Freitag, den 29. Juni 2007

Zu jener Zeit streunten die Wölfe noch in eisigen Winternächten durchs Land und kamen auf Nahrungssuche bis in die Dörfer, wo sie Geflügel, Ziegen und Schafe ebenso rissen wie Esel, Kühe und Schweine. In Ermangelung von Besserem schlangen sie manchmal sogar Hunde und Katzen hinunter, doch sobald die Gelegenheit sich bot, labten sie sich begierig an Menschenfleisch. Sie schienen übrigens eine ganz besondere Vorliebe für Kinder und Frauen zu haben, deren zarteres Fleisch ihrem Hunger zu gefallen wusste. Und ihr Hunger war wirklich ungeheuerlich, er wetteiferte mit der Kälte, dem Elend oder dem Krieg, dessen letzter Widerhall und dreistester Ausdruck er zu dieser Zeit zu sein schien.

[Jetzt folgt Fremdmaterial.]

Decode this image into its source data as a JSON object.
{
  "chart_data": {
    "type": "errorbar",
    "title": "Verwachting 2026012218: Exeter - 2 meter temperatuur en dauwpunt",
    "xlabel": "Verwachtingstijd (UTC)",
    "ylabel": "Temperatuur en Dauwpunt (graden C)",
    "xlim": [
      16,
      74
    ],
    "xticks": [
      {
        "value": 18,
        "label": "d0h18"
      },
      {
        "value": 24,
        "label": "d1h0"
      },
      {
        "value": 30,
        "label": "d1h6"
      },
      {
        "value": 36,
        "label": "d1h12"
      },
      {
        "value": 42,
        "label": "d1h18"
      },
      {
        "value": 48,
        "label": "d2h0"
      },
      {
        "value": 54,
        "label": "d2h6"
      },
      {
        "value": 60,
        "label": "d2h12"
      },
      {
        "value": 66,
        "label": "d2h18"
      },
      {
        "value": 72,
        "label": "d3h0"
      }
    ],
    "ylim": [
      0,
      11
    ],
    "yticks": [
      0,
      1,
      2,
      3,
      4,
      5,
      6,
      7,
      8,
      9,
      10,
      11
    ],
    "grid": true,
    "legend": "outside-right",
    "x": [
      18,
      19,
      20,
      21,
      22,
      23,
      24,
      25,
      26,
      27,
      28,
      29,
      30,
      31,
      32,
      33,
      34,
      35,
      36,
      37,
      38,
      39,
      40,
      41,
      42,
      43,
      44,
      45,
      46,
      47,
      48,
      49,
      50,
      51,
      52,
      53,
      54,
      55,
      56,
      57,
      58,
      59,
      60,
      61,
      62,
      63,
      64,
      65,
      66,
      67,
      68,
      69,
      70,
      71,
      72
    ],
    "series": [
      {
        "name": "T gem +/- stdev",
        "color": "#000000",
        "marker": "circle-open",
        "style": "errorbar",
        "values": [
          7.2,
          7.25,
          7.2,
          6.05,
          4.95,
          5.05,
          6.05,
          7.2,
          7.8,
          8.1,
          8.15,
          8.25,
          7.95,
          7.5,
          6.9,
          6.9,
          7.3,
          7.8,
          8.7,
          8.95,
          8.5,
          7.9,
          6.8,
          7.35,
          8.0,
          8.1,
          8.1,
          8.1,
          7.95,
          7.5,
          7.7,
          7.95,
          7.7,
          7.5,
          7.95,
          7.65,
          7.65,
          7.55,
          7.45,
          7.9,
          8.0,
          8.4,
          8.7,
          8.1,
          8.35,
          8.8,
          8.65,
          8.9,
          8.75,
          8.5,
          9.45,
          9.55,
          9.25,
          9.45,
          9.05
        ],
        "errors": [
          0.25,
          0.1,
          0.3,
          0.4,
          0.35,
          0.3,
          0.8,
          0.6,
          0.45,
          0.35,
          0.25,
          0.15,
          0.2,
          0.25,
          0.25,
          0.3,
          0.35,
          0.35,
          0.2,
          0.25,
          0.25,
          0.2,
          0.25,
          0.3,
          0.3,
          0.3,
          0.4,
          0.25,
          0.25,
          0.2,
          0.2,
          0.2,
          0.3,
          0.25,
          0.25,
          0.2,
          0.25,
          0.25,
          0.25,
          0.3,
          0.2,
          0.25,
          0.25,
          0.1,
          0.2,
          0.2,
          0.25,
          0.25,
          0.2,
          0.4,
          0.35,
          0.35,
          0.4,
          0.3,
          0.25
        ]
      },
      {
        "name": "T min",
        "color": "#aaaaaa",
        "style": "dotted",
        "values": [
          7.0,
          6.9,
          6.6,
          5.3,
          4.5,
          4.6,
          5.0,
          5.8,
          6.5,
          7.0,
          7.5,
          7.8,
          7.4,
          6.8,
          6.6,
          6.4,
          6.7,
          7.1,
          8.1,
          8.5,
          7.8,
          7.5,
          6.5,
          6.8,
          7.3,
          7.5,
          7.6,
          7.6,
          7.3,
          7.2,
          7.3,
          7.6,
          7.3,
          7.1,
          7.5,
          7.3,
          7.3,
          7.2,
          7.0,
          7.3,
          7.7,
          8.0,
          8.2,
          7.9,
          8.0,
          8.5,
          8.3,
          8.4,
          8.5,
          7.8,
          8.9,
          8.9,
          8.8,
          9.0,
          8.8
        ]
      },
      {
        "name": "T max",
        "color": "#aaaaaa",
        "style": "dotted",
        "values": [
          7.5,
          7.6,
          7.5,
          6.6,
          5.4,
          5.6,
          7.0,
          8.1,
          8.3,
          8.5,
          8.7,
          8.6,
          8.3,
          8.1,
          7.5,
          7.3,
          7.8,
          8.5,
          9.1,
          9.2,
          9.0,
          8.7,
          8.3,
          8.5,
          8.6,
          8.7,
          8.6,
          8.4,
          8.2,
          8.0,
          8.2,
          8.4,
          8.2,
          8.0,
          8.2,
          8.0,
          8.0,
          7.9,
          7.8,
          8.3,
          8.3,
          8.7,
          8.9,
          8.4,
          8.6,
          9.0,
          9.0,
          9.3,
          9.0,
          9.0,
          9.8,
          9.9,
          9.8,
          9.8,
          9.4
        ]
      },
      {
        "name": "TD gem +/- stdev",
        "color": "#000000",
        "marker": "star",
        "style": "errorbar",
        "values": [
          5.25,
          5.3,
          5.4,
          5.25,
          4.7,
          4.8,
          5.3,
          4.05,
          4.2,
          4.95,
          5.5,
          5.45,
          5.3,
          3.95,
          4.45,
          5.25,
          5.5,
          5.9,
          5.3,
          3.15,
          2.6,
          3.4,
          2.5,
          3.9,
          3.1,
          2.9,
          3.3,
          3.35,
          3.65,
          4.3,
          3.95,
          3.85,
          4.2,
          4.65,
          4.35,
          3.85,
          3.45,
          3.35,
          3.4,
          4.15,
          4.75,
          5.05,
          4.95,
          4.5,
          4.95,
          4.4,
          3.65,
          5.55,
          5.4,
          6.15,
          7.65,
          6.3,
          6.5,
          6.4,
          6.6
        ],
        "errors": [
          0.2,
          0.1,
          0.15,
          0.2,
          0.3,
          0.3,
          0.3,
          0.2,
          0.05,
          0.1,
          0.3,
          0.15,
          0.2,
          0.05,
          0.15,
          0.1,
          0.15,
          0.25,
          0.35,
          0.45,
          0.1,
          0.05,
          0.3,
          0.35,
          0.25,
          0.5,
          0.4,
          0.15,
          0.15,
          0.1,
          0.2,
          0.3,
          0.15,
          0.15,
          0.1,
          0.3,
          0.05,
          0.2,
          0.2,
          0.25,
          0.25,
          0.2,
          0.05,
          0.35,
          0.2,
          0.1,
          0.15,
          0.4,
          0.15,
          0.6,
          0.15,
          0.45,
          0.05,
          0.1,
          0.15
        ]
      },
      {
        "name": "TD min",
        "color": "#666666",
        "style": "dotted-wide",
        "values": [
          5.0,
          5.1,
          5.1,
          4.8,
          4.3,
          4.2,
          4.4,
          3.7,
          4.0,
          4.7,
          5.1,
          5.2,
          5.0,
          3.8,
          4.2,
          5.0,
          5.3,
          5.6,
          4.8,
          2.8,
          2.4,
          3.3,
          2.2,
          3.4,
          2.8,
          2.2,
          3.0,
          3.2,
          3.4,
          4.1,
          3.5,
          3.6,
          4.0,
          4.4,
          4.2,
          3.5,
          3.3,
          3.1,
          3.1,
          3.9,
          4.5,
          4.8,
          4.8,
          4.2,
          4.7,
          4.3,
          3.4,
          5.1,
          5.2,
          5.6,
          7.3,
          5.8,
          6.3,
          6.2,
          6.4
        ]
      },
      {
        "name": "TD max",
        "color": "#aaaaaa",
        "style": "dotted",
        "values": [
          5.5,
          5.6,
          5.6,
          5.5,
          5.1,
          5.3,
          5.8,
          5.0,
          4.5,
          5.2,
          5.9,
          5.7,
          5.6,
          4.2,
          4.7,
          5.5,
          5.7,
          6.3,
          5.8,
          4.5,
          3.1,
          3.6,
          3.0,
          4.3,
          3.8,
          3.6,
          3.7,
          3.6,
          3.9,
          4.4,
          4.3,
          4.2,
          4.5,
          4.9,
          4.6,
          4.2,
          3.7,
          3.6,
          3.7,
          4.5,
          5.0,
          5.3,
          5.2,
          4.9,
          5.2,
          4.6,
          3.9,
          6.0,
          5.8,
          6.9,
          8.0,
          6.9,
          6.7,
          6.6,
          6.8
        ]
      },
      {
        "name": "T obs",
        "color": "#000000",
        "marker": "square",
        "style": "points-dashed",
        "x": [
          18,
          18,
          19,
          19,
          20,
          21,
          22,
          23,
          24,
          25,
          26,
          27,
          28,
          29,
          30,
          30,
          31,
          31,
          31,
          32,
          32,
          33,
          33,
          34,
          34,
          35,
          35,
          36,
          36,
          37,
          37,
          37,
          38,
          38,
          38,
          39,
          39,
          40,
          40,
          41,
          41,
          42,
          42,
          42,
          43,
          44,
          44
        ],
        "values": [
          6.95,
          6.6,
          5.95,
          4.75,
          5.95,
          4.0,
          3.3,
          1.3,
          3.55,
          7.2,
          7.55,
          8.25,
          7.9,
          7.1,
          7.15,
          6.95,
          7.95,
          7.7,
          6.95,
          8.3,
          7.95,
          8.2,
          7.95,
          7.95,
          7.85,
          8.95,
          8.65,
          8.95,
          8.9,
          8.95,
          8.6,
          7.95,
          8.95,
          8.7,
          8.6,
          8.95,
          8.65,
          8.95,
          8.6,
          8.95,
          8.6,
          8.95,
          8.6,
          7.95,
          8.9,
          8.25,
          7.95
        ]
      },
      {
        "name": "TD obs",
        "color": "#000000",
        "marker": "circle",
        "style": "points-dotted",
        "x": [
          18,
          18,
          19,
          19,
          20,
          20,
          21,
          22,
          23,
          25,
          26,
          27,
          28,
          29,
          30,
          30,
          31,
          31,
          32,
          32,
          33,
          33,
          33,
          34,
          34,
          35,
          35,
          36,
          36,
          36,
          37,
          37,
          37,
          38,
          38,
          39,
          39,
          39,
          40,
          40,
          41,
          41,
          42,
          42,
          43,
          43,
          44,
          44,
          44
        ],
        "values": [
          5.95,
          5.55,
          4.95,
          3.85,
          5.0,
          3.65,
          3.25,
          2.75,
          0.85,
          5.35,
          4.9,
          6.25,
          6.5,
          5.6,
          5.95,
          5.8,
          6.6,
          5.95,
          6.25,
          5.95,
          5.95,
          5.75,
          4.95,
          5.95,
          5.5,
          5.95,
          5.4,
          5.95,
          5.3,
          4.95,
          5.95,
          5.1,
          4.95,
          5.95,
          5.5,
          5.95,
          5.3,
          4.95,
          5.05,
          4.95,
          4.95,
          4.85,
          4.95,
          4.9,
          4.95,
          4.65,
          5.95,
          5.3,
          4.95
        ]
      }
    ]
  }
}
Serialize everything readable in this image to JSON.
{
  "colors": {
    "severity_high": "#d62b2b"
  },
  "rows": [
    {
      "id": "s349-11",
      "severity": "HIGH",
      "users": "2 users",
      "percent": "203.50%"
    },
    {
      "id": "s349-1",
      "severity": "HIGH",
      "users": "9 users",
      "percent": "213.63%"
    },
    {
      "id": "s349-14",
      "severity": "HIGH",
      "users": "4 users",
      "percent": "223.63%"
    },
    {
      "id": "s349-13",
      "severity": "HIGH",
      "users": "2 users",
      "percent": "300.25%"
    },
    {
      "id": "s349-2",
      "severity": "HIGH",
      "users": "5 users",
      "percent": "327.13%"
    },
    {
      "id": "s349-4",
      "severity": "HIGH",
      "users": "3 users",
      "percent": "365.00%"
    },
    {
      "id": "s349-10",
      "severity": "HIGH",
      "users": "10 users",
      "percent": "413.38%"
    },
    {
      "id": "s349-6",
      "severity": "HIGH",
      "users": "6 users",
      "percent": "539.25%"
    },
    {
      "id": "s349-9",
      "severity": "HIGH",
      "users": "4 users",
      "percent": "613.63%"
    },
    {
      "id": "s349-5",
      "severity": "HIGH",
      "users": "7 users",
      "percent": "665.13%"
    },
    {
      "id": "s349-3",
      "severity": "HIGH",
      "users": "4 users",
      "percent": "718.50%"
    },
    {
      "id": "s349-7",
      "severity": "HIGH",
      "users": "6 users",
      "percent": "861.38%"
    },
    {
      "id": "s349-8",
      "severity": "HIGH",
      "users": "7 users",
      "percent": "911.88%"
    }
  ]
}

Sylvie Germain, aus: „Das Buch der Nächte“

Sylvie Germain••• Im Urlaub habe ich einen der besten Romane gelesen, der mir je untergekommen ist: „Das Buch der Nächte“ der Französin Sylvie Germain. Auf 300 Seiten erzählt Sylvie Germain die europäische Version von „Hundert Jahre Einsamkeit“. Es ist die Geschichte von 100 barbarischen Jahren (1850-1950), die Geschichte dreier grosser Kriege, die Geschichte von fünf Generationen der Familie Peniél, denen je ein Kapitel dieses Romans gewidmet ist. Germain nennt die Kapitel Nächte (Wasser, Erde, Rosen, Blut, Asche). Und diese Nächte sind Sinnbild der Einsamkeit und Isolation der Peniéls in einer fremden, feindseligen Welt, ausgesetzt in einem ganz unausweichlich sich entfaltenden Plot grausamer Zerstörung.